Australia secures last-32 spot with Paraguay draw
The scoreline will vanish from memory. The significance will not.
Australia’s Socceroos secured their passage to the last 32 with a pragmatic 0-0 draw against Paraguay in Santa Clara on Thursday, a result that neatly suited both sides and underlined the quiet steel in Tony Popovic’s young squad.
They came to California needing control, not chaos. They got exactly that.
Job done in Santa Clara
After stunning Turkey in their opening match and then falling to co-hosts the United States, Australia entered the final Group D fixture with the margins tight and the stakes obvious. Lose, and the work against Turkey risked being wasted. Draw, and the door to the knockout rounds stayed open.
They chose the sensible path.
It was not a spectacle. The match rarely caught fire, and neither team truly tore away from the handbrake. Paraguay were content to manage the situation; Australia were intent on managing their destiny. The result: a stalemate that felt calculated rather than accidental.

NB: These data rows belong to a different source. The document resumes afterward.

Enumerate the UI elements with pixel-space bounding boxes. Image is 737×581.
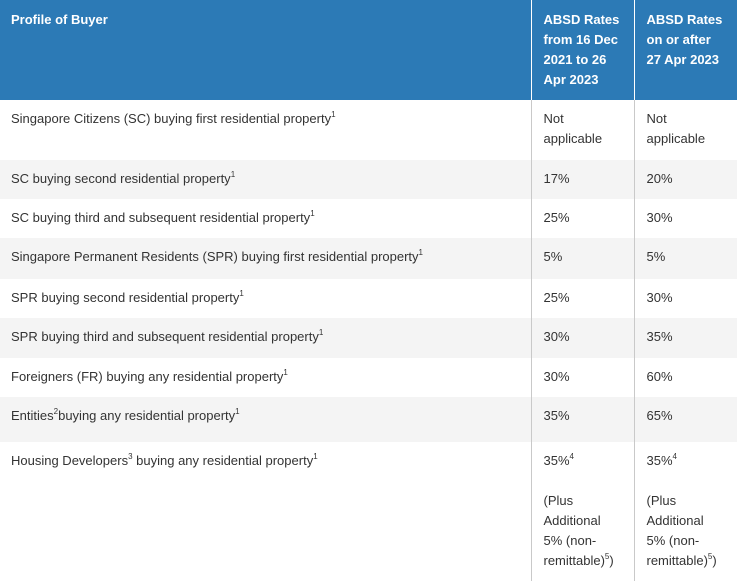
table-row: Entities2buying any residential property… [0, 397, 737, 442]
profile-text: Housing Developers [11, 453, 129, 468]
profile-cell: Singapore Permanent Residents (SPR) buyi… [0, 238, 531, 279]
profile-cell: Housing Developers3 buying any residenti… [0, 442, 531, 581]
header-line: 27 Apr 2023 [646, 52, 720, 67]
header-rate-2021-2023: ABSD Rates from 16 Dec 2021 to 26 Apr 20… [530, 0, 634, 100]
profile-text: Entities [11, 408, 54, 423]
profile-text: buying any residential property [58, 408, 236, 423]
profile-text: SC buying third and subsequent residenti… [11, 210, 311, 225]
header-line: ABSD Rates [646, 12, 723, 27]
profile-cell: Entities2buying any residential property… [0, 397, 531, 442]
rate-2021-cell: 30% [530, 358, 634, 397]
rate-line: Not [646, 111, 667, 126]
rate-2023-cell: 30% [633, 279, 737, 318]
table-row: SPR buying second residential property1 … [0, 279, 737, 318]
rate-line: (Plus [543, 493, 574, 508]
rate-2021-cell: 35% [530, 397, 634, 442]
profile-cell: SC buying third and subsequent residenti… [0, 199, 531, 238]
rate-line-last: remittable)5) [647, 551, 734, 571]
rate-2021-cell: 5% [530, 238, 634, 279]
rate-2021-cell: 25% [530, 279, 634, 318]
footnote-ref: 1 [318, 328, 324, 337]
footnote-ref: 1 [283, 368, 288, 377]
footnote-ref: 1 [331, 110, 336, 119]
header-profile-of-buyer: Profile of Buyer [0, 0, 531, 100]
profile-cell: Singapore Citizens (SC) buying first res… [0, 100, 531, 160]
rate-line-last: remittable)5) [544, 551, 630, 571]
profile-text: Singapore Citizens (SC) buying first res… [11, 111, 332, 126]
rate-2023-cell: Not applicable [633, 100, 737, 160]
rate-text: remittable) [646, 553, 708, 568]
profile-text: buying any residential property [132, 453, 314, 468]
spacer [544, 471, 630, 491]
profile-text: SC buying second residential property [11, 171, 231, 186]
rate-2023-cell: 30% [633, 199, 737, 238]
table-header-row: Profile of Buyer ABSD Rates from 16 Dec … [0, 0, 737, 100]
header-rate-after-apr-2023: ABSD Rates on or after 27 Apr 2023 [633, 0, 737, 100]
rate-text: ) [609, 553, 614, 568]
table-row: Singapore Citizens (SC) buying first res… [0, 100, 737, 160]
rate-2021-cell: 35%4 (Plus Additional 5% (non- remittabl… [530, 442, 634, 581]
rate-text: remittable) [543, 553, 605, 568]
rate-2023-cell: 65% [633, 397, 737, 442]
footnote-ref: 5 [707, 552, 713, 561]
footnote-ref: 4 [569, 452, 574, 461]
rate-value: 35% [543, 453, 570, 468]
rate-line: applicable [543, 131, 603, 146]
footnote-ref: 1 [310, 209, 315, 218]
table-row: Foreigners (FR) buying any residential p… [0, 358, 737, 397]
profile-text: SPR buying second residential property [11, 290, 240, 305]
profile-cell: Foreigners (FR) buying any residential p… [0, 358, 531, 397]
header-line: ABSD Rates [543, 12, 620, 27]
profile-cell: SC buying second residential property1 [0, 160, 531, 199]
rate-line: applicable [646, 131, 706, 146]
footnote-ref: 2 [53, 407, 59, 416]
rate-line: Additional [646, 513, 704, 528]
header-line: Apr 2023 [543, 72, 599, 87]
footnote-ref: 1 [418, 248, 423, 257]
table-row: SC buying third and subsequent residenti… [0, 199, 737, 238]
rate-line: Additional [543, 513, 601, 528]
rate-2023-cell: 35%4 (Plus Additional 5% (non- remittabl… [633, 442, 737, 581]
footnote-ref: 1 [230, 170, 236, 179]
rate-value: 35% [646, 453, 673, 468]
header-line: 2021 to 26 [543, 52, 607, 67]
table-row: SC buying second residential property1 1… [0, 160, 737, 199]
rate-2021-cell: Not applicable [530, 100, 634, 160]
rate-2023-cell: 20% [633, 160, 737, 199]
rate-line: 5% (non- [543, 533, 597, 548]
profile-cell: SPR buying third and subsequent resident… [0, 318, 531, 358]
rate-2021-cell: 17% [530, 160, 634, 199]
footnote-ref: 3 [128, 452, 133, 461]
footnote-ref: 5 [604, 552, 610, 561]
spacer [647, 471, 734, 491]
rate-text: ) [712, 553, 717, 568]
footnote-ref: 1 [235, 407, 240, 416]
footnote-ref: 1 [313, 452, 318, 461]
profile-text: SPR buying third and subsequent resident… [11, 329, 319, 344]
footnote-ref: 1 [239, 289, 244, 298]
rate-line: Not [543, 111, 564, 126]
rate-2021-cell: 25% [530, 199, 634, 238]
header-line: from 16 Dec [543, 32, 618, 47]
rate-2023-cell: 60% [633, 358, 737, 397]
table-row: SPR buying third and subsequent resident… [0, 318, 737, 358]
rate-2023-cell: 35% [633, 318, 737, 358]
profile-cell: SPR buying second residential property1 [0, 279, 531, 318]
rate-main: 35%4 [544, 451, 630, 471]
header-line: on or after [646, 32, 711, 47]
rate-main: 35%4 [647, 451, 734, 471]
rate-2023-cell: 5% [633, 238, 737, 279]
rate-line: 5% (non- [646, 533, 700, 548]
footnote-ref: 4 [672, 452, 677, 461]
table-row: Housing Developers3 buying any residenti… [0, 442, 737, 581]
profile-text: Foreigners (FR) buying any residential p… [11, 369, 284, 384]
rate-line: (Plus [646, 493, 677, 508]
profile-text: Singapore Permanent Residents (SPR) buyi… [11, 249, 419, 264]
rate-2021-cell: 30% [530, 318, 634, 358]
table-row: Singapore Permanent Residents (SPR) buyi… [0, 238, 737, 279]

Popovic’s side finished as runners-up in Group D and now head into the last 32, where they will face the second-placed team from Group G at the air-conditioned home of the Dallas Cowboys on July 3. Their next opponent will come from Egypt, Iran, Belgium or regional rivals New Zealand, with that group still to be settled.
For a young Australian squad, just being in that conversation is a statement in itself.
Popovic’s belief in youth
Popovic doubled down on his faith in emerging talent, naming a youthful side and asking them to navigate the kind of tense, cagey fixture that can expose inexperience. They did not blink.
"I'd like to think that we dominated the game in a crucial World Cup qualifier with a very young squad in the third match when everything's on the line," Popovic said afterwards, pointing to the composure and patience his players showed when a single mistake could have undone the campaign.
The former Crystal Palace defender reserved his warmest praise for 18-year-old Lucas Herrington, who has rapidly become one of the stories of Australia’s tournament.
The central defender, already Australia’s youngest starter at a men’s World Cup, delivered another assured performance in northern California. Linked with a move to Barcelona and already playing in Major League Soccer, Herrington carried the responsibility of a veteran and the energy of a teenager.
"He is a special talent," Popovic said, stressing that the teenager was never in the squad to simply fill a seat. "It's why he was selected in the squad, not to just make up the numbers, and again entrusted this talented young man in the most important game of the three."
Herrington had been left out against the United States, a decision that clearly stung him.
"He was ready to play. He's probably frustrated he didn't get minutes against the US, which I love to see," Popovic admitted. "Today he was outstanding."
On a night short of drama, that was the standout storyline: a young defender growing into the shirt on the biggest stage.
A week to breathe, and then Dallas
Australia now have something rare in a tournament: time. A full week to reset, heal and sharpen before stepping into the cavernous home of the Dallas Cowboys for a last-32 tie that will define their North American adventure.
"We're delighted to have this break," Popovic said. The plan, he explained, is already mapped out: use the days to ensure every fit player is ready to deliver one more “big performance” that might push Australia even deeper into the knockout rounds.
The group stage has already claimed several heavyweight casualties, a fact not lost on Popovic. "It's a special day, we've seen already how many big nations have not gone through," he reflected, fully aware that survival alone is an achievement in this tournament.
Now comes the harder question. With the safety net gone and the margins even finer, can this young, resilient Australian side turn a tidy, necessary 0-0 in Santa Clara into something truly special under the lights in Dallas?